Cell and tissue research

Human amniotic fluid stem cells: neural differentiation in vitro and in vivo.

PMID 24788911


The successful integration of stem cells after their implantation into the brain has become a central issue in modern neuroscience. In this study, we test the neural differentiation potential of c-Kit(+)/Oct-4(+) human amniotic fluid stem cells (hAFSCs) in vitro and their survival and integration in vivo. hAFSCs were induced towards neural differentiation and specific markers (GFAP, β-III tubulin, CNPase, MAP2, NeuN, synapsines, S100, PMP22) were detected by immunofluorescence and Western blot analysis.
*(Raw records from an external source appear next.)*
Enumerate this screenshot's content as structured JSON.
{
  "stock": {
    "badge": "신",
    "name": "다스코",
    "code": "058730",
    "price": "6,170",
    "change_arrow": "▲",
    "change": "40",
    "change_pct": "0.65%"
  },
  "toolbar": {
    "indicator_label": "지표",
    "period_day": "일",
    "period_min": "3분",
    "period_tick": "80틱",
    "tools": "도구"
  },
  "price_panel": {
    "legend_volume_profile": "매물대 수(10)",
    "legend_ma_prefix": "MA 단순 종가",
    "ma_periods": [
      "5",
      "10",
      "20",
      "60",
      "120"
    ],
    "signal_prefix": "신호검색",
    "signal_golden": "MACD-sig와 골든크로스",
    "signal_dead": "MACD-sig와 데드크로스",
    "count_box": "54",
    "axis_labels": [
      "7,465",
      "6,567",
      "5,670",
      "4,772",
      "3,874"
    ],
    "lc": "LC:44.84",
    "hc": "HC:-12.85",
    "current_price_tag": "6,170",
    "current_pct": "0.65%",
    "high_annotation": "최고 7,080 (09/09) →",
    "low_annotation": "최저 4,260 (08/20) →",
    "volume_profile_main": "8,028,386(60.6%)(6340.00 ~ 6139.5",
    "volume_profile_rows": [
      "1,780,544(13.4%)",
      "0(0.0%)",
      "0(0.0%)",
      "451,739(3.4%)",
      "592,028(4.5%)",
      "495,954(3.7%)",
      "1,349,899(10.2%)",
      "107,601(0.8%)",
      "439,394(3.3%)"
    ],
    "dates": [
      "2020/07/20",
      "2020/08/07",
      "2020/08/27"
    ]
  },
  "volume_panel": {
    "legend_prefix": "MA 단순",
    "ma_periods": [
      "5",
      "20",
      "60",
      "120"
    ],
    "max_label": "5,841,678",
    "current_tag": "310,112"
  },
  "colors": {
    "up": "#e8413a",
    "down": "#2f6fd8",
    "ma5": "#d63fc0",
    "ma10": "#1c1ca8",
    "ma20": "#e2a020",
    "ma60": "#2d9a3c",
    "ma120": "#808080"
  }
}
Glial proteins were expressed as early as 2xa0weeks after the initial differentiation stimulus, whereas neuronal markers started to appear from the third week of differentiation under culturing conditions of high cell density. This timeline suggested that glial cells possessed a promoting role in the differentiation of hAFSCs towards a neuronal fate. hAFSCs were then implanted into the lateral ventricle of the brain of 1-day-old rats, since neuronal development occurs up to 1 month after birth in this animal model. Our data showed that hAFSCs survived for up to 6 weeks post-implantation, were integrated into various areas of the central nervous system and migrated away from the graft giving rise to mature neurons and oligodendrocytes. We conclude that hAFSCs are able to differentiate and integrate into nervous tissue during development in vivo.